# PANGANTIHON, Norman O.
STT061-M14
# Activity on Regression Analysis
# Your task is consider the Anscombe data set again
# These are your new problems
# Problem 1: Encode the Anscombe data set using Excel (Save the file)
# Problem 2: Export the xls file into a csv file (Find Export command
# in the File command menu of Excel)
# csv means comma separated values
# Problem 3: Use R command to load the csv file in R
homedir <- "~/NORMAN/STT061/"
setwd(homedir)
Anscombe <- read.csv("Anscombe.csv")
# Problem 4: Use R command to compute the mean of X1,X2,X3,X4
mean(Anscombe$X1)
mean(Anscombe$X2)
mean(Anscombe$X3)
mean(Anscombe$X4)
# Problem 5: Use R command to compute the mean of Y1,Y2,Y3,Y4
mean(Anscombe$Y1)
mean(Anscombe$Y2)
mean(Anscombe$Y3)
mean(Anscombe$Y4)
# Problem 6: Use R command to compute the variance Y1,Y2,Y3,Y4
var(Anscombe$Y1)
var(Anscombe$Y2)
var(Anscombe$Y3)
var(Anscombe$Y4)
# Problem 7: Use R command to compute the variance X1,X2,X3,X4
var(Anscombe$X1)
var(Anscombe$X2)
var(Anscombe$X3)
var(Anscombe$X4)
# Problem 8: Use R command to compute the sd Y1,Y2,Y3,Y4
sd(Anscombe$Y1)
sd(Anscombe$Y2)
sd(Anscombe$Y3)
sd(Anscombe$Y4)
# Problem 9: Use R command to compute the sd X1,X2,X3,X4
sd(Anscombe$X1)
sd(Anscombe$X2)
sd(Anscombe$X3)
sd(Anscombe$X4)
# Problem 10: Use R command to compute the correlation (X1,Y1),
# and also for (X2,Y2), (X3,Y3), (X4,Y4).
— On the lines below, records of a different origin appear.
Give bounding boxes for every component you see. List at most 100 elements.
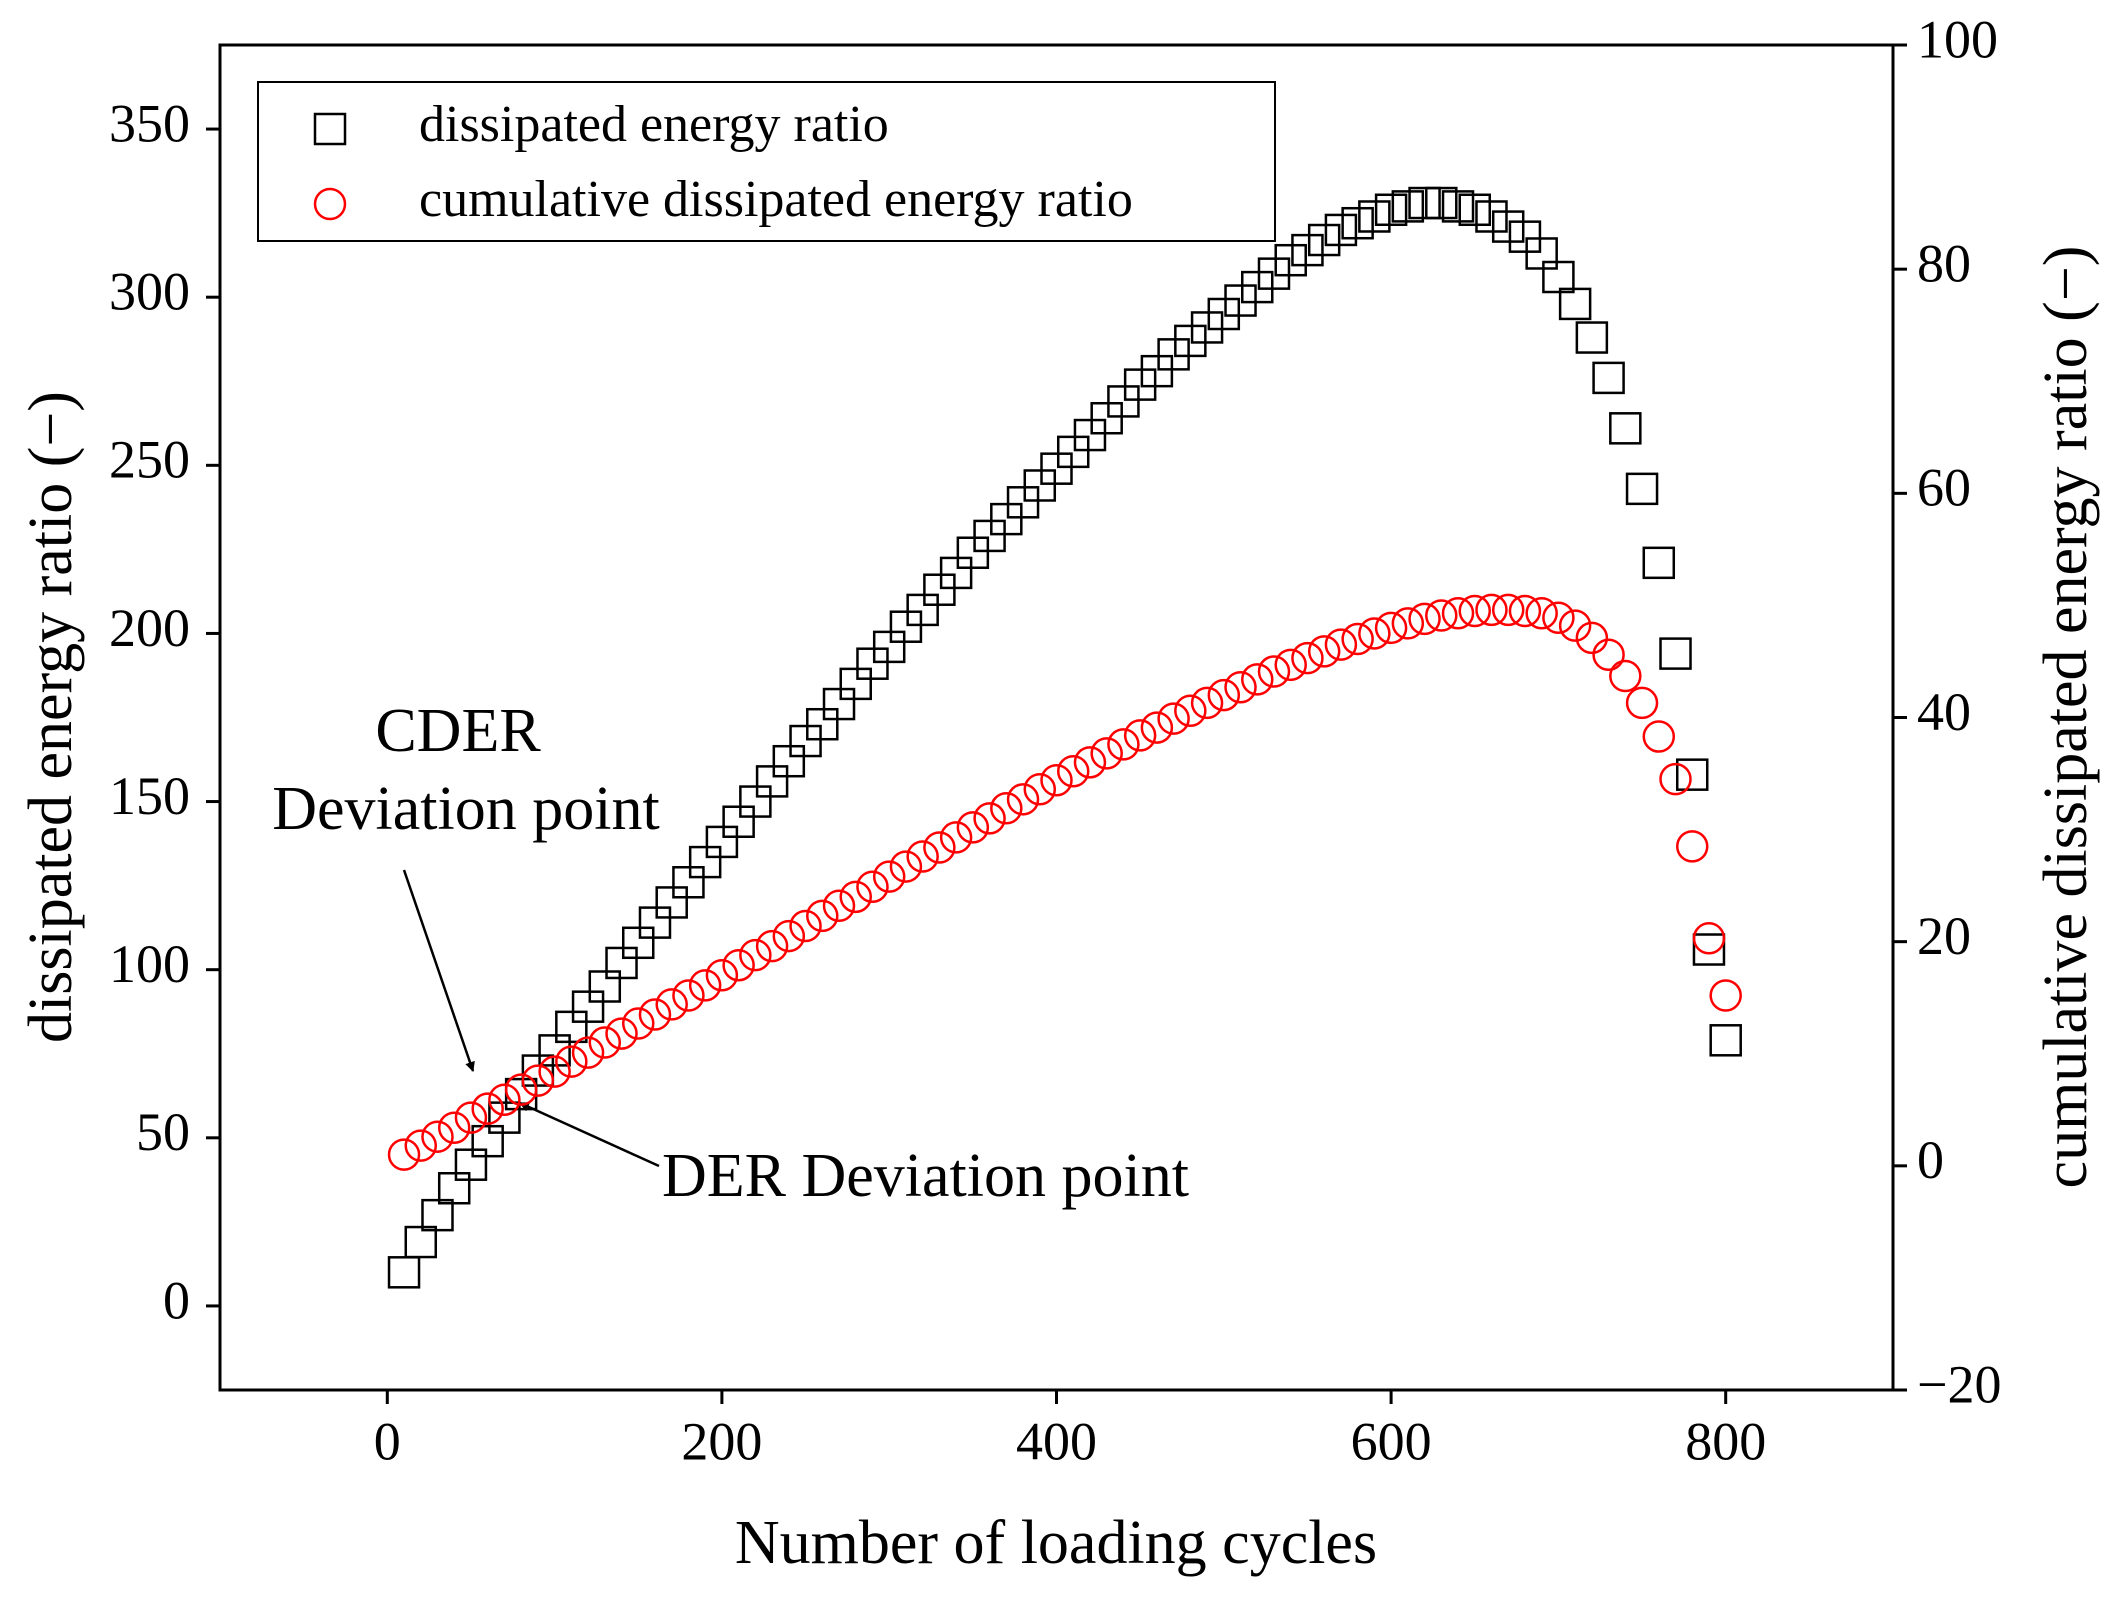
data-point bbox=[437, 1111, 471, 1144]
data-point bbox=[1073, 746, 1107, 779]
data-point bbox=[1157, 702, 1190, 735]
data-point bbox=[1190, 686, 1224, 720]
data-point bbox=[1391, 607, 1425, 640]
data-point bbox=[1090, 401, 1123, 435]
data-point bbox=[1692, 933, 1726, 966]
data-point bbox=[1425, 186, 1458, 220]
data-point bbox=[889, 850, 923, 883]
data-point bbox=[856, 647, 889, 680]
data-point bbox=[1491, 210, 1525, 243]
data-point bbox=[688, 845, 722, 879]
x-tick-label: 600 bbox=[1351, 1411, 1432, 1471]
data-point bbox=[739, 938, 772, 972]
data-point bbox=[655, 988, 688, 1021]
data-point bbox=[1609, 659, 1642, 693]
data-point bbox=[1040, 764, 1073, 797]
y-tick-label: 50 bbox=[136, 1102, 190, 1162]
y-tick-label: 100 bbox=[109, 934, 190, 994]
data-point bbox=[1056, 755, 1090, 788]
data-point bbox=[1140, 354, 1174, 388]
data-point bbox=[1224, 284, 1257, 317]
data-point bbox=[956, 811, 990, 844]
data-point bbox=[923, 573, 956, 606]
data-point bbox=[1274, 648, 1307, 682]
data-point bbox=[1625, 472, 1659, 506]
data-point bbox=[1659, 762, 1692, 796]
data-point bbox=[1107, 728, 1140, 761]
data-point bbox=[638, 906, 672, 939]
data-point bbox=[1174, 324, 1207, 358]
data-point bbox=[421, 1198, 454, 1232]
data-point bbox=[454, 1101, 488, 1134]
data-point bbox=[705, 959, 739, 992]
data-point bbox=[789, 724, 822, 758]
data-point bbox=[872, 860, 906, 893]
data-point bbox=[504, 1073, 538, 1106]
data-point bbox=[521, 1064, 555, 1097]
data-point bbox=[822, 889, 856, 923]
data-point bbox=[806, 899, 839, 933]
data-point bbox=[939, 556, 973, 590]
data-point bbox=[906, 593, 939, 627]
data-point bbox=[1675, 830, 1709, 863]
annotation: CDER bbox=[375, 697, 541, 765]
y2-tick-label: 80 bbox=[1917, 234, 1971, 294]
data-point bbox=[1073, 418, 1107, 452]
y2-tick-label: 100 bbox=[1917, 9, 1998, 69]
data-point bbox=[1056, 435, 1090, 469]
data-point bbox=[555, 1045, 588, 1078]
legend-marker bbox=[313, 112, 347, 146]
data-point bbox=[571, 1036, 605, 1069]
data-point bbox=[1123, 368, 1157, 401]
plot-frame bbox=[218, 43, 1895, 1392]
data-point bbox=[1525, 597, 1558, 630]
data-point bbox=[1391, 190, 1425, 223]
data-point bbox=[404, 1129, 438, 1162]
data-point bbox=[437, 1172, 471, 1205]
data-point bbox=[1307, 223, 1341, 257]
data-point bbox=[1006, 486, 1040, 519]
data-point bbox=[605, 1017, 638, 1050]
data-point bbox=[1458, 594, 1491, 628]
data-point bbox=[889, 610, 923, 643]
y-tick-label: 0 bbox=[163, 1270, 190, 1330]
data-point bbox=[1341, 206, 1374, 240]
data-point bbox=[1090, 737, 1123, 770]
data-point bbox=[1274, 243, 1307, 277]
data-point bbox=[488, 1101, 521, 1134]
data-point bbox=[973, 802, 1006, 835]
data-point bbox=[1542, 601, 1575, 634]
annotation-arrow bbox=[402, 869, 475, 1072]
x-axis-title: Number of loading cycles bbox=[735, 1509, 1377, 1577]
data-point bbox=[1207, 678, 1241, 712]
data-point bbox=[1491, 593, 1525, 627]
data-point bbox=[1257, 655, 1291, 688]
data-point bbox=[1458, 193, 1491, 227]
data-point bbox=[1241, 663, 1274, 696]
data-point bbox=[387, 1256, 421, 1289]
y-tick-label: 300 bbox=[109, 262, 190, 322]
data-point bbox=[622, 1007, 655, 1040]
x-tick-label: 0 bbox=[374, 1411, 401, 1471]
data-point bbox=[1508, 594, 1542, 628]
legend-label: dissipated energy ratio bbox=[419, 96, 889, 153]
data-point bbox=[1224, 670, 1257, 704]
data-point bbox=[739, 785, 772, 818]
data-point bbox=[605, 946, 638, 980]
data-point bbox=[488, 1083, 521, 1116]
data-point bbox=[1157, 338, 1190, 371]
data-point bbox=[471, 1124, 504, 1158]
data-point bbox=[1642, 546, 1676, 580]
y2-axis-title: cumulative dissipated energy ratio (−) bbox=[2032, 246, 2100, 1189]
data-point bbox=[772, 919, 806, 953]
x-tick-label: 800 bbox=[1685, 1411, 1766, 1471]
data-point bbox=[1475, 593, 1508, 627]
data-point bbox=[1291, 233, 1324, 267]
data-point bbox=[1374, 611, 1408, 645]
data-point bbox=[872, 630, 906, 664]
data-point bbox=[588, 970, 622, 1003]
annotation: Deviation point bbox=[272, 775, 659, 843]
data-point bbox=[1107, 385, 1140, 418]
data-point bbox=[638, 998, 672, 1031]
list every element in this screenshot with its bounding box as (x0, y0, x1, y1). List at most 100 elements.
cor(Anscombe$X1,Anscombe$Y1)
cor(Anscombe$X2,Anscombe$Y2)
cor(Anscombe$X3,Anscombe$Y3)
cor(Anscombe$X4,Anscombe$Y4)
# Establish causal relationship by validating the four assumptions
# Problem 11: Build the Simple Linear Regression Model for (X1, Y1).
# Verify the assumptions of this model.
# Step1: Load data set
Anscombe <- read.csv("Anscombe.csv")
# Step2: Build the Simple Linear Regression Model
model <- lm(Anscombe$Y1 ~ Anscombe$X1, data=Anscombe$Y1andAnscombe$X1) # create the linear
regression model
plot(Anscombe$X1,Anscombe$Y1) # scatter plot
abline(model,col = "red",lwd = 3) # plot the regression line
model # display regression coefficients
cor(Anscombe$X1,Anscombe$Y1) # get correlation coefficient
# correlation = 0.8164205 - this value is high
# I can say that there is a strong linear relationship between X1 and Y1
# Findings for Assumption1:
# The linearity of data is satisfied
# because of the high value of correlation
# and the scatter plot shows that
# as X1 increases, Y1 also increases.
# Step 3: Verify Assumption2: Independence of Error terms
plot(model,1)
plot(model$fitted.values, model$residuals)
plot(model,1)
# Conclusion: Independence of error terms is satisfied.
# In the residuals versus fits plot,
# the points seem randomly scattered,
# and it does not appear that there is a pattern.
# Also, there is a red line which is
# approximately horizontal at 0.
# Step4: Verify Assumption3: Normality of Error terms.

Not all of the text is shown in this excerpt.